Phosphate matters when investigating hypercalcemia: a mutation in SLC34A3 causing HHRH

Endocrinol Diabetes Metab Case Rep. 2019 Jul 26;2019(1):1-6. doi: 10.1530/EDM-19-0058.

Abstract

Summary: Hereditary hypophosphatemic rickets with hypercalciuria (HHRH) is a rare, autosomal recessive disorder caused by mutations in the SLC34A3 gene that encodes the renal sodium-dependent phosphate cotransporter 2c (NaPi-IIc). It may present as intermittent mild hypercalcemia which may attract initial diagnostic attention but appreciation of concomitant hypophosphatemia is critical for consideration of the necessary diagnostic approach. A 21-year-old woman was assessed by adult endocrinology for low bone mass. She initially presented age two with short stature, nephrocalcinosis and mild intermittent hypercalcemia with hypercalciuria. She had no evidence of medullary sponge kidney or Fanconi syndrome and no bone deformities, pain or fractures. She had recurrent episodes of nephrolithiasis. In childhood, she was treated with hydrochlorothiazide to reduce urinary calcium. Upon review of prior investigations, she had persistent hypophosphatemia with phosphaturia, low PTH and a high-normal calcitriol. A diagnosis of HHRH was suspected and genetic testing confirmed a homozygous c.1483G>A (p.G495R) missense mutation of the SLC34A3 gene. She was started on oral phosphate replacement which normalized her serum phosphate, serum calcium and urine calcium levels over the subsequent 5 years. HHRH is an autosomal recessive condition that causes decreased renal reabsorption of phosphate, leading to hyperphosphaturia, hypophosphatemia and PTH-independent hypercalcemia due to the physiologic increase in calcitriol which also promotes hypercalciuria. Classically, patients present in childhood with bone pain, vitamin D-independent rickets and growth delay. This case of a SLC34A3 mutation illustrates the importance of investigating chronic hypophosphatemia even in the presence of other more common electrolyte abnormalities.

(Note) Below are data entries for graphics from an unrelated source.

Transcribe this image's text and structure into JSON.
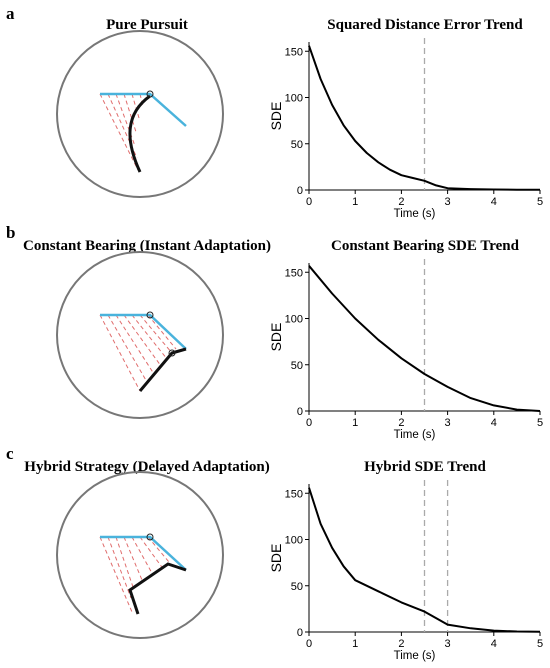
{
  "panels": [
    {
      "letter": "a",
      "diagram_title": "Pure Pursuit",
      "chart_title": "Squared Distance Error Trend"
    },
    {
      "letter": "b",
      "diagram_title": "Constant Bearing (Instant Adaptation)",
      "chart_title": "Constant Bearing SDE Trend"
    },
    {
      "letter": "c",
      "diagram_title": "Hybrid Strategy (Delayed Adaptation)",
      "chart_title": "Hybrid SDE Trend"
    }
  ],
  "colors": {
    "target_path": "#4ab3dc",
    "pursuer_path": "#111111",
    "sight_lines": "#e06d6d",
    "circle": "#777777",
    "vline": "#aaaaaa"
  },
  "chart_data": [
    {
      "type": "line",
      "title": "Squared Distance Error Trend",
      "xlabel": "Time (s)",
      "ylabel": "SDE",
      "xlim": [
        0,
        5
      ],
      "ylim": [
        0,
        160
      ],
      "xticks": [
        0,
        1,
        2,
        3,
        4,
        5
      ],
      "yticks": [
        0,
        50,
        100,
        150
      ],
      "vlines": [
        2.5
      ],
      "series": [
        {
          "x": [
            0,
            0.25,
            0.5,
            0.75,
            1.0,
            1.25,
            1.5,
            1.75,
            2.0,
            2.25,
            2.5,
            2.75,
            3.0,
            3.5,
            4.0,
            4.5,
            5.0
          ],
          "values": [
            156,
            120,
            92,
            70,
            53,
            40,
            30,
            22,
            16,
            13,
            10,
            5,
            2,
            1,
            0.5,
            0.3,
            0.2
          ]
        }
      ]
    },
    {
      "type": "line",
      "title": "Constant Bearing SDE Trend",
      "xlabel": "Time (s)",
      "ylabel": "SDE",
      "xlim": [
        0,
        5
      ],
      "ylim": [
        0,
        160
      ],
      "xticks": [
        0,
        1,
        2,
        3,
        4,
        5
      ],
      "yticks": [
        0,
        50,
        100,
        150
      ],
      "vlines": [
        2.5
      ],
      "series": [
        {
          "x": [
            0,
            0.5,
            1.0,
            1.5,
            2.0,
            2.5,
            3.0,
            3.5,
            4.0,
            4.5,
            5.0
          ],
          "values": [
            157,
            127,
            100,
            77,
            57,
            40,
            26,
            14,
            6,
            1.5,
            0
          ]
        }
      ]
    },
    {
      "type": "line",
      "title": "Hybrid SDE Trend",
      "xlabel": "Time (s)",
      "ylabel": "SDE",
      "xlim": [
        0,
        5
      ],
      "ylim": [
        0,
        160
      ],
      "xticks": [
        0,
        1,
        2,
        3,
        4,
        5
      ],
      "yticks": [
        0,
        50,
        100,
        150
      ],
      "vlines": [
        2.5,
        3.0
      ],
      "series": [
        {
          "x": [
            0,
            0.25,
            0.5,
            0.75,
            1.0,
            1.5,
            2.0,
            2.5,
            2.75,
            3.0,
            3.5,
            4.0,
            4.5,
            5.0
          ],
          "values": [
            156,
            117,
            91,
            71,
            56,
            44,
            32,
            22,
            15,
            8,
            4,
            1.5,
            0.5,
            0.2
          ]
        }
      ]
    }
  ]
}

Learning points: Hypophosphatemia is an important diagnostic clue that should not be ignored, even in the face of more common electrolyte disorders. HHRH is a cause of PTH-independent hypophosphatemia that may also show hypercalcemia. HHRH is a cause of hypophosphatemic nephrocalcinosis that should not be treated with calcitriol, unlike other congenital phosphate wasting syndromes. Some congenital phosphate wasting disorders may not present until adolescence or early adulthood.